Reviewed by Sheri Uy 1/6/2008
Sure, Andy may not be known to many, but he will forever stay in the hearts of those whose lives he profoundly touched. A simple yet captivating story. Well done. Thank you for sharing it.

Be well,
Reviewed by M. Rafferty 1/6/2008
Simply written yet with real substance. Cool and smooth. I enjoyed this one, Regino.

Reviewed by T. Schwimmer 1/6/2008
You have captured the scene with simple yet graceful words. The message of Andy's heroic act got accross with gentle clarity. Well done, Regino.

Best wishes,
Reviewed by Regis Auffray 1/6/2008
A thoroughly captivating account, Regino.
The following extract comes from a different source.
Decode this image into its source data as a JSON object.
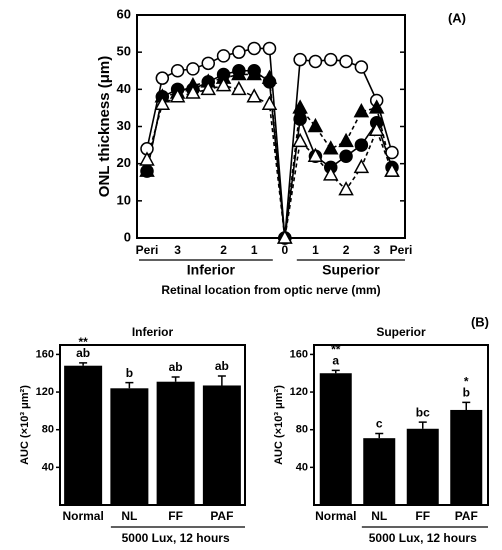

Very well done. Thank you, my friend. Love and peace to you,

Reviewed by Jean Pike 1/6/2008
Regino, I was spellbound by this story, anxiously waiting to see what would happen. Hoorah for Andy and all of the silent ordinary heroes like him. I loved your descriptions of everyday life in the Philippines. You really brought this story to life for me. Great work!
Reviewed by Karen Lynn Vidra, The Texas Tornado 1/6/2008
Excellent story, Regino, with an important message we all can learn from! Very well penned; bravo!